House prices fall for first time since 2020
According to Nationwide’s latest house price index, the average house price in February came to £258,297, down from £258,297 in January.
The company added that the monthly price fall was the sixth in a row, leaving prices 3.7% below their August peak.
Robert Gardner, Nationwide’s chief economist, said that the “recent run of weak house price data” started from the financial market turbulence in response to the mini Budget.
He added that the financial market conditions have since stabilised but “housing market activity has remained subdued”.
Gardner said: “This likely reflects the lingering impact on confidence as well as the cumulative impact of the financial pressures that have been weighing on households for some time. Indeed, inflation has continued to outpace wage growth and mortgage rates remain significantly higher than the lows recorded in 2021.”
He said that although consumer sentiment had improved in recent months, it was “still languishing at levels prevailing during the depths of the financial crisis”.

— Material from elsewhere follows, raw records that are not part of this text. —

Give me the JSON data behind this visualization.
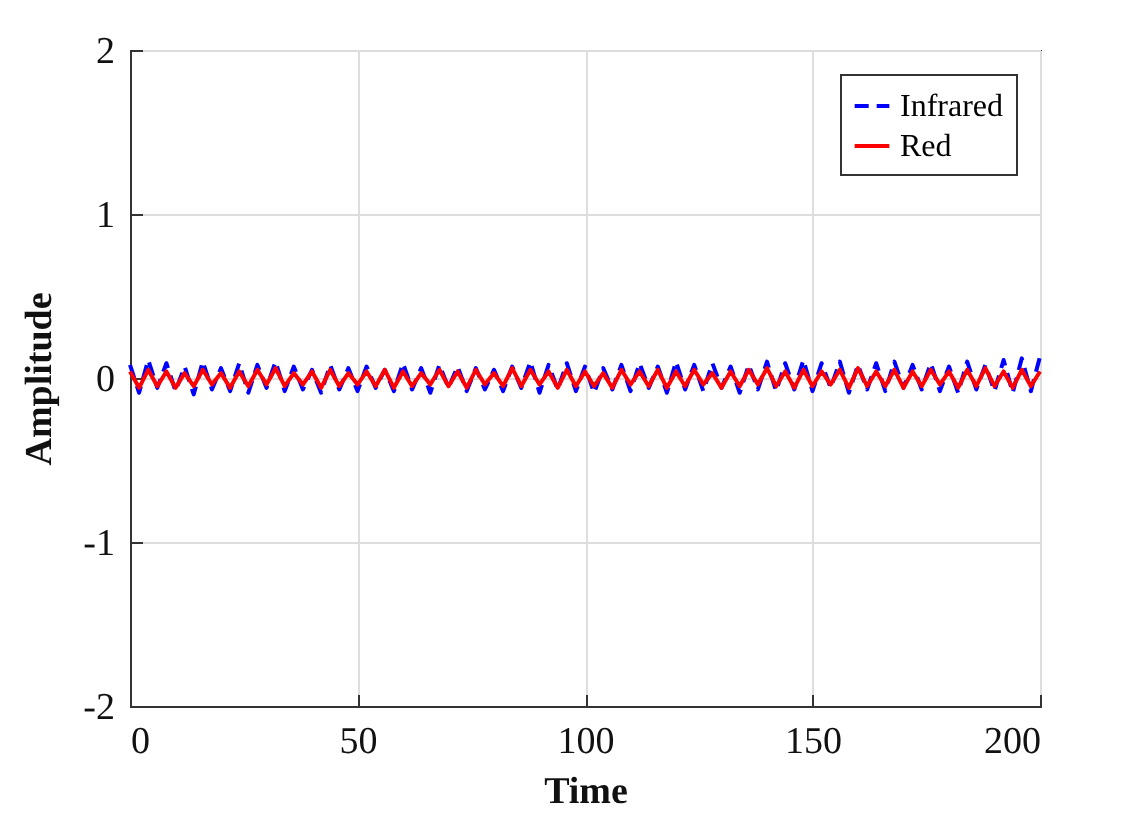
{
  "chart_data": {
    "type": "line",
    "xlabel": "Time",
    "ylabel": "Amplitude",
    "x": [
      0,
      2,
      4,
      6,
      8,
      10,
      12,
      14,
      16,
      18,
      20,
      22,
      24,
      26,
      28,
      30,
      32,
      34,
      36,
      38,
      40,
      42,
      44,
      46,
      48,
      50,
      52,
      54,
      56,
      58,
      60,
      62,
      64,
      66,
      68,
      70,
      72,
      74,
      76,
      78,
      80,
      82,
      84,
      86,
      88,
      90,
      92,
      94,
      96,
      98,
      100,
      102,
      104,
      106,
      108,
      110,
      112,
      114,
      116,
      118,
      120,
      122,
      124,
      126,
      128,
      130,
      132,
      134,
      136,
      138,
      140,
      142,
      144,
      146,
      148,
      150,
      152,
      154,
      156,
      158,
      160,
      162,
      164,
      166,
      168,
      170,
      172,
      174,
      176,
      178,
      180,
      182,
      184,
      186,
      188,
      190,
      192,
      194,
      196,
      198,
      200
    ],
    "series": [
      {
        "name": "Infrared",
        "color": "#0000ff",
        "line_style": "dashed",
        "values": [
          0.08,
          -0.09,
          0.11,
          -0.06,
          0.09,
          -0.08,
          0.07,
          -0.1,
          0.1,
          -0.07,
          0.06,
          -0.08,
          0.09,
          -0.09,
          0.08,
          -0.06,
          0.1,
          -0.08,
          0.07,
          -0.07,
          0.05,
          -0.09,
          0.08,
          -0.07,
          0.06,
          -0.08,
          0.07,
          -0.06,
          0.05,
          -0.08,
          0.09,
          -0.07,
          0.06,
          -0.09,
          0.08,
          -0.06,
          0.07,
          -0.08,
          0.06,
          -0.07,
          0.05,
          -0.08,
          0.07,
          -0.06,
          0.1,
          -0.09,
          0.08,
          -0.07,
          0.09,
          -0.08,
          0.07,
          -0.09,
          0.06,
          -0.07,
          0.08,
          -0.08,
          0.09,
          -0.06,
          0.07,
          -0.09,
          0.1,
          -0.07,
          0.08,
          -0.08,
          0.09,
          -0.06,
          0.07,
          -0.09,
          0.08,
          -0.07,
          0.1,
          -0.08,
          0.09,
          -0.07,
          0.11,
          -0.08,
          0.09,
          -0.06,
          0.1,
          -0.09,
          0.08,
          -0.07,
          0.09,
          -0.08,
          0.1,
          -0.06,
          0.08,
          -0.07,
          0.09,
          -0.08,
          0.07,
          -0.09,
          0.1,
          -0.07,
          0.08,
          -0.08,
          0.11,
          -0.09,
          0.12,
          -0.08,
          0.13
        ]
      },
      {
        "name": "Red",
        "color": "#ff0000",
        "line_style": "solid",
        "values": [
          0.04,
          -0.06,
          0.05,
          -0.05,
          0.04,
          -0.06,
          0.03,
          -0.05,
          0.05,
          -0.04,
          0.03,
          -0.06,
          0.04,
          -0.05,
          0.05,
          -0.04,
          0.06,
          -0.05,
          0.03,
          -0.04,
          0.04,
          -0.06,
          0.05,
          -0.05,
          0.03,
          -0.04,
          0.04,
          -0.05,
          0.05,
          -0.06,
          0.04,
          -0.05,
          0.03,
          -0.04,
          0.05,
          -0.05,
          0.04,
          -0.06,
          0.05,
          -0.04,
          0.03,
          -0.05,
          0.06,
          -0.05,
          0.05,
          -0.04,
          0.04,
          -0.06,
          0.05,
          -0.05,
          0.04,
          -0.05,
          0.03,
          -0.06,
          0.05,
          -0.04,
          0.04,
          -0.05,
          0.05,
          -0.06,
          0.04,
          -0.05,
          0.05,
          -0.04,
          0.03,
          -0.06,
          0.04,
          -0.05,
          0.05,
          -0.04,
          0.06,
          -0.05,
          0.04,
          -0.06,
          0.05,
          -0.05,
          0.04,
          -0.04,
          0.05,
          -0.06,
          0.06,
          -0.05,
          0.04,
          -0.05,
          0.05,
          -0.06,
          0.04,
          -0.05,
          0.05,
          -0.04,
          0.04,
          -0.06,
          0.05,
          -0.05,
          0.06,
          -0.05,
          0.04,
          -0.06,
          0.05,
          -0.05,
          0.04
        ]
      }
    ],
    "xlim": [
      0,
      200
    ],
    "xticks": [
      0,
      50,
      100,
      150,
      200
    ],
    "ylim": [
      -2,
      2
    ],
    "yticks": [
      -2,
      -1,
      0,
      1,
      2
    ],
    "grid": true,
    "legend": "top right"
  }
}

Mortgage rates will stay above lows of 2021
Gardner said that it would be “hard for the market to regain such momentum” in the near team as economic headwinds “look set to remain relatively strong”.
He pointed to the labour market weakening and that mortgage rates would “remain well above the lows of 2021”.
Gardner said that despite the modest fall in house prices, mortgage payments for prospective first-time buyers earning an average income are “well above the long run average of take-home pay”.
The deposit requirements are also “prohibitively high for many” and are a “struggle” due to the cost of living, especially for those in the private rented sector, he added.
Gardner continued that conditions would “gradually improve” if inflation moderated in the next few months as expected and eased pressure on household budgets.
Interest rates, energy hikes and inflation a ‘perfect storm’
Karen Noye, mortgage expert at Quilter, notes that the fall in prices could push the Government into making a move in the Spring Budget on 15 March.
Sahe said: “After not only surviving but thriving during the pandemic, inflation, higher energy costs and interest rate hikes are proving to be a perfect storm for house prices with them showing the first annual decline since June 2020 and the weakest growth in a decade.
“With the budget only a matter of days away, the Government may be looking at ways to prop up the housing market once again. However, any big giveaways must be weighed against a certain sense of inevitability that the housing market is due a correction after its huge increases during the pandemic.
“Any further intervention such as an increase in the stamp duty relief on offer or even some more radical options to persuade people into buying might only stabilise house prices for the short term.”
Buyers’ market ahead
Meanwhile, Myron Jobson, senior personal finance analyst, interactive investor, feels that new figures will hasten the shift to a buyers’ market.
He said: “The biggest annual fall in house prices in over a decade marks a significant psychological shift in the housing market favouring buyers who have been waiting in the sidelines because they haven’t been able to make the numbers work.
“The recent fall in house prices suggests that we are the cusp of seeing the sales market handing back purchasing power to buyers. Sellers are already accepting huge discounts on asking prices, £14,000 on average – according to Halifax’s recent study of the property market since the start of the Covid pandemic – to get sales over the line as the property market cools down.